ITIL - zarządzanie bezpieczeństwem informacji

Information Security Management (ISM)zapewnia poufność, autentyczność, niezaprzeczalność, integralność i dostępność danych organizacji i usług IT. Zapewnia również rozsądne wykorzystanie zasobów informacyjnych organizacji i odpowiednie zarządzanie ryzykiem związanym z bezpieczeństwem informacji.

Information Security Manager is the process owner of this process.

Uznaje się, że bezpieczeństwo informacji zostało spełnione, gdy -

  • Informacje są obserwowane lub ujawniane tylko upoważnionym osobom

  • Informacje są kompletne, dokładne i chronione przed nieuprawnionym dostępem (integralność)

  • Informacje są dostępne i można je wykorzystać, gdy jest to wymagane, a systemy dostarczające informacje są odporne na ataki i przywracają wydajność lub zapobiegają awariom (dostępność)

  • Można ufać transakcjom biznesowym, a także wymianie informacji między przedsiębiorstwami lub z partnerami (autentyczność i niezaprzeczalność)

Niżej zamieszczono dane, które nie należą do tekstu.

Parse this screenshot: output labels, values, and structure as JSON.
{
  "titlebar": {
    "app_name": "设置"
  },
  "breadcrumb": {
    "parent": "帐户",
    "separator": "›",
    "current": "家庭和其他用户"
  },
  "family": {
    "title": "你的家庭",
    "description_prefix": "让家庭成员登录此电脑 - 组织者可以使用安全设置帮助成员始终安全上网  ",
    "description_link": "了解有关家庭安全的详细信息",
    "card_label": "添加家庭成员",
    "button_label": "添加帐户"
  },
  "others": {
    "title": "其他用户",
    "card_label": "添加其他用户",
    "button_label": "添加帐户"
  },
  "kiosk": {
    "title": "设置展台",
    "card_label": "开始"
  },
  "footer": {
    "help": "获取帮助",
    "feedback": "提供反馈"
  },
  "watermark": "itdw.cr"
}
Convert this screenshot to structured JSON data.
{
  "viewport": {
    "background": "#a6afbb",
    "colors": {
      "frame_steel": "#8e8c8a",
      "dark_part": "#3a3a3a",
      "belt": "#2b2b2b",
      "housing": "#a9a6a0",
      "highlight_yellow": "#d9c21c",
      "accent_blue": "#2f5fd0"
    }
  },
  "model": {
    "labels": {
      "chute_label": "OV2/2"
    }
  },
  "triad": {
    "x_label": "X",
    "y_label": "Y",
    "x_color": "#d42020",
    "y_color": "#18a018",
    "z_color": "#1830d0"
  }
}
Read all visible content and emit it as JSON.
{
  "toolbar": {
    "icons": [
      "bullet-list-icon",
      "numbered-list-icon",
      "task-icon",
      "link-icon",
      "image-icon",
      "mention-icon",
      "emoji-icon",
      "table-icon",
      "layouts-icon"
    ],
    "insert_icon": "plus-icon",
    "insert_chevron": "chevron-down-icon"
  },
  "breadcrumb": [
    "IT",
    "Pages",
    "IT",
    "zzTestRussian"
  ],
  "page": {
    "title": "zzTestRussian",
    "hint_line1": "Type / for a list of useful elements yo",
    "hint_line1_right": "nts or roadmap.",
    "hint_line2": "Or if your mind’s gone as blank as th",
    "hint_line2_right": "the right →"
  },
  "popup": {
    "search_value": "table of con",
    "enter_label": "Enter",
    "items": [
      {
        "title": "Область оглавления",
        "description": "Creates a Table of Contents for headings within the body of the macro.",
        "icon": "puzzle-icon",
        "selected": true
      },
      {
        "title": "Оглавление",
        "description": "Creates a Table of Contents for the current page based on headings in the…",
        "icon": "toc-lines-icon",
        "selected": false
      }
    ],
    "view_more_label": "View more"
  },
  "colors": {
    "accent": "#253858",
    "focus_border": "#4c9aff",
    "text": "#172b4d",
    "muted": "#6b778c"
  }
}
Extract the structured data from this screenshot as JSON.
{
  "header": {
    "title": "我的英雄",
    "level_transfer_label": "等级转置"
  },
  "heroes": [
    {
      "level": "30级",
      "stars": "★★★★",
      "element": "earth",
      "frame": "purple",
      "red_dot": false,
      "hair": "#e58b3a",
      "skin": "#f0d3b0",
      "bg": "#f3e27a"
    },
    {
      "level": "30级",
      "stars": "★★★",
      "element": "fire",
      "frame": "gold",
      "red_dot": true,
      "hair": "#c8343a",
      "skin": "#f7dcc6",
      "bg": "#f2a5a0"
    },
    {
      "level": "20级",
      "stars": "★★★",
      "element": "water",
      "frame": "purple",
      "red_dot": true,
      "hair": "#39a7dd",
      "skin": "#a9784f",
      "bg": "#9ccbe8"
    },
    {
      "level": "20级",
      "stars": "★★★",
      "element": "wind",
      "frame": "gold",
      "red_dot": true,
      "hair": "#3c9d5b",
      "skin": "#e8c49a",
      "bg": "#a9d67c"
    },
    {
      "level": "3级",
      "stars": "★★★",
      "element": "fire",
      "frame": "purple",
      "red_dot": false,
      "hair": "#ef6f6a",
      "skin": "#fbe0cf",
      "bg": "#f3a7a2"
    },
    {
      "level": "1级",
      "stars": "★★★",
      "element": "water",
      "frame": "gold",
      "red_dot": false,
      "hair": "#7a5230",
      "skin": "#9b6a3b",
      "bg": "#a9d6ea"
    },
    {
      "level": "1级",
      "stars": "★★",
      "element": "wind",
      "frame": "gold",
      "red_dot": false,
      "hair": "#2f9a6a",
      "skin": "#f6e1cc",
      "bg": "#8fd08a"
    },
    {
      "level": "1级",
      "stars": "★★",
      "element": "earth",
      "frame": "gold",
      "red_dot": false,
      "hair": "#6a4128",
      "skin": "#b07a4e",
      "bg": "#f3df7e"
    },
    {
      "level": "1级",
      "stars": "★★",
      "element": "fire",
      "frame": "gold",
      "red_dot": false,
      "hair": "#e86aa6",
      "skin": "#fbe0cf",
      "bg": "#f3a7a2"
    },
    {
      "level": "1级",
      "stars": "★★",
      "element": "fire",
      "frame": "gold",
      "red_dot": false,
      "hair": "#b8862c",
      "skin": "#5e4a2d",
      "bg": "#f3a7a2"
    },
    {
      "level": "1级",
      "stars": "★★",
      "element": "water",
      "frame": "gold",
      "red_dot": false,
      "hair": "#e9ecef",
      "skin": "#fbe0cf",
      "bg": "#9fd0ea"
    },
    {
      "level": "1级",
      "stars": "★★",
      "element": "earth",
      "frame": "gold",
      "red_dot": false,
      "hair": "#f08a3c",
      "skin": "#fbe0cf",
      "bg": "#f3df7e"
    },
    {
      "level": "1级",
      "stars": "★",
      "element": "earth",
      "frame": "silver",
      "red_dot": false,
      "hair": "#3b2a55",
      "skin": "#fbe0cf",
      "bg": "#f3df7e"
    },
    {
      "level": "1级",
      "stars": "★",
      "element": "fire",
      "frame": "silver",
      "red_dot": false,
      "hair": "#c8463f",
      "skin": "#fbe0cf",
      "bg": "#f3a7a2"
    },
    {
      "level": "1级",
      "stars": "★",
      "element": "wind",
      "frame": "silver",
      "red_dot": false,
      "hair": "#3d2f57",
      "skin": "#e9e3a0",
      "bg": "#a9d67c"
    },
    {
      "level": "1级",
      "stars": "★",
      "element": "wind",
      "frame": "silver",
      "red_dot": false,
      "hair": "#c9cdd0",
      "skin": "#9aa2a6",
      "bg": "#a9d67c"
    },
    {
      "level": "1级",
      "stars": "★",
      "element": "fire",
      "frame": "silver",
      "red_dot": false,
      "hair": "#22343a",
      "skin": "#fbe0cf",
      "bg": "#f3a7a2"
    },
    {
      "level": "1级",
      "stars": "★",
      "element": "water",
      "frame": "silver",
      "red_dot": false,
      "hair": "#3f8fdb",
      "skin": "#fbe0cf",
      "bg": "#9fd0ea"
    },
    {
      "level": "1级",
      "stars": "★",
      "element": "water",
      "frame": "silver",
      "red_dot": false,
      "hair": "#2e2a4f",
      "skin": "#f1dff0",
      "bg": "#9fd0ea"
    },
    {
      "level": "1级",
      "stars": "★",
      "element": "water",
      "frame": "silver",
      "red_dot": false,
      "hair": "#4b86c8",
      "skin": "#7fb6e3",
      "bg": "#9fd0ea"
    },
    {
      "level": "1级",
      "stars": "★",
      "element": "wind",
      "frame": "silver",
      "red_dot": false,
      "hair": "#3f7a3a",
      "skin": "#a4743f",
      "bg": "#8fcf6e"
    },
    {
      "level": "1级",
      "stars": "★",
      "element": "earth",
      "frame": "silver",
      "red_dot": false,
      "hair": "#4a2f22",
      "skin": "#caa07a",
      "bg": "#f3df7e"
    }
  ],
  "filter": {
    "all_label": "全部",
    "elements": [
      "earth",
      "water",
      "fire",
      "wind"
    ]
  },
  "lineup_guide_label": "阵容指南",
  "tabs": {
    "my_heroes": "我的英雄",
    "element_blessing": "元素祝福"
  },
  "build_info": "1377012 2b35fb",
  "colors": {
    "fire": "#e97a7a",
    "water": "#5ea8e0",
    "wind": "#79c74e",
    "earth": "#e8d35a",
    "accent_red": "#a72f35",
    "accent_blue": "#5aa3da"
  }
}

Polityka bezpieczeństwa ISM

Jest to wymagane, aby polityki bezpieczeństwa ISM obejmowały wszystkie obszary bezpieczeństwa, były odpowiednie, spełniały potrzeby biznesu i powinny obejmować polityki przedstawione na poniższym schemacie -

ISM Framework

Proces ISM

Poniższy diagram przedstawia cały proces zarządzania bezpieczeństwem informacji (ISM) -

Kluczowe elementy w ISM Framework

Struktura ISM obejmuje następujące kluczowe elementy -

Kontrola

Celem elementu kontrolnego jest -

  • Ustanowić strukturę organizacyjną w celu przygotowania, zatwierdzenia i wdrożenia polityki bezpieczeństwa informacji

  • Przydziel obowiązki

  • Ustanowienie i kontrola dokumentacji

Plan

Celem tego elementu jest opracowanie i zalecenie odpowiednich środków bezpieczeństwa w oparciu o zrozumienie wymagań organizacji.

Wprowadzić w życie

Ten kluczowy element zapewnia, że ​​istnieją odpowiednie procedury, narzędzia i kontrole stanowiące podstawę polityki bezpieczeństwa.

Ocena

Celem elementu oceny jest:

  • Przeprowadzaj regularne audyty bezpieczeństwa technicznego systemów informatycznych

  • Nadzoruj i sprawdzaj zgodność z polityką bezpieczeństwa i wymaganiami bezpieczeństwa w umowach SLA i OLA

Utrzymać

Celem utrzymania elementu jest -

  • Udoskonalaj umowy dotyczące bezpieczeństwa, określone na przykład w umowach SLA i OLA

  • Usprawnij wdrażanie środków bezpieczeństwa i kontroli

Zapobiegawczy

Ten kluczowy element zapewnia ochronę przed incydentami bezpieczeństwa. Aby te prewencyjne środki bezpieczeństwa były skuteczne, wymagane są środki, takie jak kontrola praw dostępu, autoryzacja, identyfikacja i uwierzytelnianie oraz kontrola dostępu.

Redukcyjne

Ma na celu zminimalizowanie ewentualnych szkód, które mogą wystąpić.

Detektyw

Ważne jest, aby jak najszybciej wykryć wszelkie incydenty związane z bezpieczeństwem.

Represyjny

Środek ten służy do przeciwdziałania powtórzeniu się incydentu bezpieczeństwa.

Poprawczy

Ten środek zapewnia naprawę uszkodzeń tak dalece, jak to możliwe.